For $1 million, you can own a chess fit for a real king or queen.
The jewel-studded set is currently on display in Windsor Fine Jewelers in Augusta, Ga., where it’s drawn a lot of local media and consumer interest—but not a buyer yet, says general manager Michael Zibman.
“We have gotten a lot of people coming in and oohing and aahing,” he says. “There’s been a bit of interest. One person wanted their picture taken with it. We’re hoping someone will say, ‘That’s pretty cool,’ and take it.”
While there have been many jewel-covered chess sets, this one, designed in 1971 by Jim Grahl, is pretty unique, Zibman says.
The pieces are all 14k yellow and white gold. The two kings and queens have diamonds in their crowns and a piece of either sapphire or ruby in their breastplates. One queen has a piece of jade in her orb, the other a pearl.
The pieces were designed to represent a “cross section of Europe in the 13th and 14th centuries,” says Grahl, owner of J. Grahl Design.
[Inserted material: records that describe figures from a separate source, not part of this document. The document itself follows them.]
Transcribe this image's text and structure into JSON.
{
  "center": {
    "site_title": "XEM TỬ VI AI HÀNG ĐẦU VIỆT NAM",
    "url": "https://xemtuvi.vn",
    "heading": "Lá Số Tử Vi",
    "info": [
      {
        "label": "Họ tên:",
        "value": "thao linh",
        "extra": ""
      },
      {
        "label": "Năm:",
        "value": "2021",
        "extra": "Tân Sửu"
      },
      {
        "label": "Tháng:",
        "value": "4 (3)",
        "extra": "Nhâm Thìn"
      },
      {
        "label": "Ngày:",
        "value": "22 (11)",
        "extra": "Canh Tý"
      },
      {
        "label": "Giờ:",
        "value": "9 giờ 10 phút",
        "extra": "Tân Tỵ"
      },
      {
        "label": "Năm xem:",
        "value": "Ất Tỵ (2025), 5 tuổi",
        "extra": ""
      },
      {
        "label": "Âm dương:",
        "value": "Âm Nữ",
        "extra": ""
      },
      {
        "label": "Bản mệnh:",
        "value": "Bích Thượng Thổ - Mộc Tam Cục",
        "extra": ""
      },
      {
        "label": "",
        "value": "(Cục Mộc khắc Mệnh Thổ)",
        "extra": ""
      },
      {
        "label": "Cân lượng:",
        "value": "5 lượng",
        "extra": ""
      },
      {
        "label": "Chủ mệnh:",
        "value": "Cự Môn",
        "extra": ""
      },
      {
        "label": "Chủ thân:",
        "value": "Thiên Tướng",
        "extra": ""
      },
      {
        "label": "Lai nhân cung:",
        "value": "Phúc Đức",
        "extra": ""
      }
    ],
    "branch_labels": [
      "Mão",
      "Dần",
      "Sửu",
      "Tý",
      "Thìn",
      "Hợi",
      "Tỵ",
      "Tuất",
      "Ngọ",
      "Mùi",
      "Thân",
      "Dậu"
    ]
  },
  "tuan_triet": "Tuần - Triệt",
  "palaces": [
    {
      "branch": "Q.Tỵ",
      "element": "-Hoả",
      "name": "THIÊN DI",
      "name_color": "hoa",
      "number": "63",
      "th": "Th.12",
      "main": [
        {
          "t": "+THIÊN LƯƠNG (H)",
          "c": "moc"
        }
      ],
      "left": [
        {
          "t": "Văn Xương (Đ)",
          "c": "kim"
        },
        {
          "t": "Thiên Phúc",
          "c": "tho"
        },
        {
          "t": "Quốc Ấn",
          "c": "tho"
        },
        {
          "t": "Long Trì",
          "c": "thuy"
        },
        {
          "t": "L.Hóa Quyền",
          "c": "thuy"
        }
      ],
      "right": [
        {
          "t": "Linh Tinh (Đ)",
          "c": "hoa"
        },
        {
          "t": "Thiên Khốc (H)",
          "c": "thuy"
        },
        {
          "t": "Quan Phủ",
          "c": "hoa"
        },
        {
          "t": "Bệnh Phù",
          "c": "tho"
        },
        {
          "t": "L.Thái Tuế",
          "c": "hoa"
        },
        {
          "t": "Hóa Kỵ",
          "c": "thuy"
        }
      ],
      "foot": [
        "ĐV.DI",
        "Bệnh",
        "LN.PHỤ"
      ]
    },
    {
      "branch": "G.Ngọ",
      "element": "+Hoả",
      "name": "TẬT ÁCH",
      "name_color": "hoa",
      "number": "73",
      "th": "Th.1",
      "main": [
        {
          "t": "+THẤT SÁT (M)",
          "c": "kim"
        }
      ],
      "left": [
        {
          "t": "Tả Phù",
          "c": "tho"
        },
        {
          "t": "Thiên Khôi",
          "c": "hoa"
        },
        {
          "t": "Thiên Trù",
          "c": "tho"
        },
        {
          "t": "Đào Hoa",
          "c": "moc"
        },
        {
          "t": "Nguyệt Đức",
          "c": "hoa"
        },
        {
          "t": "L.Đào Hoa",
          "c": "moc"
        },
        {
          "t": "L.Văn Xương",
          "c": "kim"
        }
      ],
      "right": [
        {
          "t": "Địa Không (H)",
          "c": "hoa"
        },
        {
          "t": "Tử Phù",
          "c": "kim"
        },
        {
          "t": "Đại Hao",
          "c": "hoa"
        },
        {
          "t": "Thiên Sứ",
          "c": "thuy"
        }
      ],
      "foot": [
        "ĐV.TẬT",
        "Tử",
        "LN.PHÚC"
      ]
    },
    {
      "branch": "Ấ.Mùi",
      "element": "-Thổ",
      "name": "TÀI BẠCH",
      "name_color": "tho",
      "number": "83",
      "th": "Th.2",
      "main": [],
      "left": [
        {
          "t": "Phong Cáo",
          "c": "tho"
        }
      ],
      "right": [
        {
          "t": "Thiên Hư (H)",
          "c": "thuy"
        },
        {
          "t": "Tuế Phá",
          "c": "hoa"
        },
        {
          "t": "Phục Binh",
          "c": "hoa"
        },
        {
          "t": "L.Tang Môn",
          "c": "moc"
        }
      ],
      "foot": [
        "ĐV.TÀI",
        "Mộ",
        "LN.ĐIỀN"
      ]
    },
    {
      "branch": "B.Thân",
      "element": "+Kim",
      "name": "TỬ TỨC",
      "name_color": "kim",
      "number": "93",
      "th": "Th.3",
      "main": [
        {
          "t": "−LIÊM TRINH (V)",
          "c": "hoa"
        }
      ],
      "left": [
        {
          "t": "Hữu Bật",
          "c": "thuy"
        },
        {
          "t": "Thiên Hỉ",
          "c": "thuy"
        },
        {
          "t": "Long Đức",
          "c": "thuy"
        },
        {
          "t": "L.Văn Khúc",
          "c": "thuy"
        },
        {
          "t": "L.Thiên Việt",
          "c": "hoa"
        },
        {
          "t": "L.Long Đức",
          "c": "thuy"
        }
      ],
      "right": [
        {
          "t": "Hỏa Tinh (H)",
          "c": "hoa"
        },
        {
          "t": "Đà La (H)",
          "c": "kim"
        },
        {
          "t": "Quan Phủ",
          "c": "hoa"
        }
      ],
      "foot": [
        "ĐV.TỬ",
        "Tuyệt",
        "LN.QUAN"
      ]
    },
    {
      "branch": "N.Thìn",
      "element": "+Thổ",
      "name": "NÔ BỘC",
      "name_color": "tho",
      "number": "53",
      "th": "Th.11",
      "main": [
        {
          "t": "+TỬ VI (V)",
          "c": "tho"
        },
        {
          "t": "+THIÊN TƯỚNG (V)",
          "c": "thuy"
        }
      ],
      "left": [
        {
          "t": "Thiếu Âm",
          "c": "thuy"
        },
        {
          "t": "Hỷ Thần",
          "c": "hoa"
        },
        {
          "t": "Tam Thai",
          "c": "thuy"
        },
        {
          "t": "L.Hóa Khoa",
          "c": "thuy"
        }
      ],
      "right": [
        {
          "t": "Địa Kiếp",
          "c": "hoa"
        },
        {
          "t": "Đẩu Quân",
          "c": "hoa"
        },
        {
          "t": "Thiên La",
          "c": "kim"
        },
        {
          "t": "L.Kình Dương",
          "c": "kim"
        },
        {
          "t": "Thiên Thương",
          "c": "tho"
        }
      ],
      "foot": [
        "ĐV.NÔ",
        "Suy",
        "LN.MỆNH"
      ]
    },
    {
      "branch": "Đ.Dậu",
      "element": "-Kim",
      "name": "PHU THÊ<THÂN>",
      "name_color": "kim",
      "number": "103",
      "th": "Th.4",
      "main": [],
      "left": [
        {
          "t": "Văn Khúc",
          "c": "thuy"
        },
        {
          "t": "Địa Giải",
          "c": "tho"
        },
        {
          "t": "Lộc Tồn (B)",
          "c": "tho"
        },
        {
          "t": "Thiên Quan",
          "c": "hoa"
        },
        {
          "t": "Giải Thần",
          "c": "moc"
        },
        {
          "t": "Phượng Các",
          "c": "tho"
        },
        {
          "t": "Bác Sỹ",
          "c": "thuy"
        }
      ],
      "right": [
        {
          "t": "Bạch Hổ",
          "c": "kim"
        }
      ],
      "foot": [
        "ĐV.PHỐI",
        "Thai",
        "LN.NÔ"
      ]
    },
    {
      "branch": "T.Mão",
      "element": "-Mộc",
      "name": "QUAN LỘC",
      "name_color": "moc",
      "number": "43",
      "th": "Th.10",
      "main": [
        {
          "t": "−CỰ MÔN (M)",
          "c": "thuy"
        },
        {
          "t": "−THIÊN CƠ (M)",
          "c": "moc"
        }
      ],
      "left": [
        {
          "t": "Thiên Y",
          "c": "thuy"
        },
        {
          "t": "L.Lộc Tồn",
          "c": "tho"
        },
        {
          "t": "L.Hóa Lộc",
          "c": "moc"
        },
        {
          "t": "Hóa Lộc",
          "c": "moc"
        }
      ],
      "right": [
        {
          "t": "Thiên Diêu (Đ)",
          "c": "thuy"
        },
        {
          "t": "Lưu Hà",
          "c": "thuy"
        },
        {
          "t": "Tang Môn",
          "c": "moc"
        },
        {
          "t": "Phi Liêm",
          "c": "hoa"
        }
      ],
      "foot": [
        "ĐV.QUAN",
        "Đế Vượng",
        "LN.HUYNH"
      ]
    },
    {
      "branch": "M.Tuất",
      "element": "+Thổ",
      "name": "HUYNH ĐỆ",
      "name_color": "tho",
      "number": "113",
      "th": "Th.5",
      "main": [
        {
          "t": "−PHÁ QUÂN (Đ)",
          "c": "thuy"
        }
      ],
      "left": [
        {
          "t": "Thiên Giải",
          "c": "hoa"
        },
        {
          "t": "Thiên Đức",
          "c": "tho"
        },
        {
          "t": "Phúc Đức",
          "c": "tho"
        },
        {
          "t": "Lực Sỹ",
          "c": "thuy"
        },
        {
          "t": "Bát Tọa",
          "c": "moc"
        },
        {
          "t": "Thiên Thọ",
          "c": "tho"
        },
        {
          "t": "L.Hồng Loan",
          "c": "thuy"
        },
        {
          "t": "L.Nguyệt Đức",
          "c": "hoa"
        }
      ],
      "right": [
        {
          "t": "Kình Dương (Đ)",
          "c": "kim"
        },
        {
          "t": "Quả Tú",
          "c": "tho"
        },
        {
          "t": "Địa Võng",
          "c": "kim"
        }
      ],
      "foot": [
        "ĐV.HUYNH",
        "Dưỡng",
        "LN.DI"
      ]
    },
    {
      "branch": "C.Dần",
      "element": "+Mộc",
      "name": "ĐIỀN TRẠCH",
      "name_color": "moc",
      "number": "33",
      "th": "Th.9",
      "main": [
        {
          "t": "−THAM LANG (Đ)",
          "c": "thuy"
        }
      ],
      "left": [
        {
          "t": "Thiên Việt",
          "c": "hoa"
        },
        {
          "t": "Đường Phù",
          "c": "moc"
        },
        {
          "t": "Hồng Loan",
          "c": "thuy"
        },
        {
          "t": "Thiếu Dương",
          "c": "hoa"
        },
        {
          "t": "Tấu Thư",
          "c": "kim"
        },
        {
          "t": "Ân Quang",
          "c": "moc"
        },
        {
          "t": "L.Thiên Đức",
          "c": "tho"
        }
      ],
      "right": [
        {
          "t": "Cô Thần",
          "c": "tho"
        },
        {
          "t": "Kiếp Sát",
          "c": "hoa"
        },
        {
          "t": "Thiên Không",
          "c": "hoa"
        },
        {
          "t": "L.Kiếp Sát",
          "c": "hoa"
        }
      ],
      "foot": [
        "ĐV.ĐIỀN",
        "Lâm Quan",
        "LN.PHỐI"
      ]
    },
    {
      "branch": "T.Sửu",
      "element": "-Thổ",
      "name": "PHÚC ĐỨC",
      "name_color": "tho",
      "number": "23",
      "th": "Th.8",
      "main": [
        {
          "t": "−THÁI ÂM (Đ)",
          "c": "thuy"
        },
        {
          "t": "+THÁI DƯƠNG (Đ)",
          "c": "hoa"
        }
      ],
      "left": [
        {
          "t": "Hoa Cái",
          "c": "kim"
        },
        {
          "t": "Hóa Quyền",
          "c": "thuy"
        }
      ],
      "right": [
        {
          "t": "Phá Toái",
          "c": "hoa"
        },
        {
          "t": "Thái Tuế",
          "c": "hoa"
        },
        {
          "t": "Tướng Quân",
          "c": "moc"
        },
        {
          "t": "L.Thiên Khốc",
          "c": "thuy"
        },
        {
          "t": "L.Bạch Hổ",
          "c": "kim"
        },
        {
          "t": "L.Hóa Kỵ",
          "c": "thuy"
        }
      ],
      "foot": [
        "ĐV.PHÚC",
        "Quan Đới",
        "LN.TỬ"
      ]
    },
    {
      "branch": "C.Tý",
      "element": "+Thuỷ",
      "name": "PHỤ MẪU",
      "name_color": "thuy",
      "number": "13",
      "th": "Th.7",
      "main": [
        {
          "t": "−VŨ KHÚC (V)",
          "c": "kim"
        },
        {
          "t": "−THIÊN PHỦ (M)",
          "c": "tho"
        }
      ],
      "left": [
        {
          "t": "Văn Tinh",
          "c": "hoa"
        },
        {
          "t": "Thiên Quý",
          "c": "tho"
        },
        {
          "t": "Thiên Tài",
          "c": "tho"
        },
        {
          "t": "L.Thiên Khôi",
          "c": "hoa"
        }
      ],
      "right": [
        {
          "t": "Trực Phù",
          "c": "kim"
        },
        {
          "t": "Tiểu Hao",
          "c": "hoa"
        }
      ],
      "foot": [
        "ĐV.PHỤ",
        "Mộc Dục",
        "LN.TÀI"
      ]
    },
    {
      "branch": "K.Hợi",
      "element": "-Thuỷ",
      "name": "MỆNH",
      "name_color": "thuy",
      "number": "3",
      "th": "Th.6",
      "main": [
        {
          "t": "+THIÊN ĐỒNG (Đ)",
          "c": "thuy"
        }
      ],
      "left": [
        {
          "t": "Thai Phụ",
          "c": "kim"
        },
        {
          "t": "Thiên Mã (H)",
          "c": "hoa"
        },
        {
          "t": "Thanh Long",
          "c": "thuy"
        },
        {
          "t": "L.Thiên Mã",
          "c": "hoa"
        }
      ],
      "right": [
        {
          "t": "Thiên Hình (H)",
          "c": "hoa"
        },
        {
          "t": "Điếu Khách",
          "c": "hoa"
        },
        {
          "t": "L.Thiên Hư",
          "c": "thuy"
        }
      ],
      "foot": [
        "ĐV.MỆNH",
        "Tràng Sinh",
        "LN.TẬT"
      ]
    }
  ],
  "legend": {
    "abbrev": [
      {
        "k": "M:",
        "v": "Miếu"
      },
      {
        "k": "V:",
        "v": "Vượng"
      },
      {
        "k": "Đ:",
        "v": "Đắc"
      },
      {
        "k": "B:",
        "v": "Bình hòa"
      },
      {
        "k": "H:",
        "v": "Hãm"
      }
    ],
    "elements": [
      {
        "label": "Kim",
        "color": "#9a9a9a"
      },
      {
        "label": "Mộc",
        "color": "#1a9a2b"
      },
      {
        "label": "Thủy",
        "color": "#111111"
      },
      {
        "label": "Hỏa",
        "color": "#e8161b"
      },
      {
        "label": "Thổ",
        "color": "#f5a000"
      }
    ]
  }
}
“You have the Nordic king, the Spanish queen, and a French knight that turned into a version of Henry VIII,” he says. “The castle is Germanic. It’s loosely based on the Falkenstein Castle. The foot soldiers are Welsh. It was trying to compress that particular history of costuming and trying to be era-correct.”
Grahl has done many other high-profile projects, but this particular one—which for years was exhibited at the rotunda of the Gemological Institute of America—has taken on “a life of its own,” he says. It was created in a frenzied three months by Grahl and four associates.
“I was so young when I did it,” Grahl says. “I was so inexperienced. I can’t look at it with a clear head.”
Zibman is more impressed.
“A lot of chess sets that are made to be expensive look over-the-top and kind of strange. But this one looks really beautiful. It’s incredibly well-executed, with a lot of detail.
“The castle is probably the piece that people find the most detailed, but I particularly like the king because of the scepter and the robes,” he says. “It’s simple yet dramatic.”
While the piece is impressive visually, it does raise the question if someone can actually play on it.
“The pieces are designed to be held and played with,” says Grahl. “They are very tactile. They are not fragile.”
Two families have owned the set, Zibman says, and he believes they did play a few games on it.
Which is perfectly safe, he says—“as long as you’re not going to tip over the king in an aggressive manner.”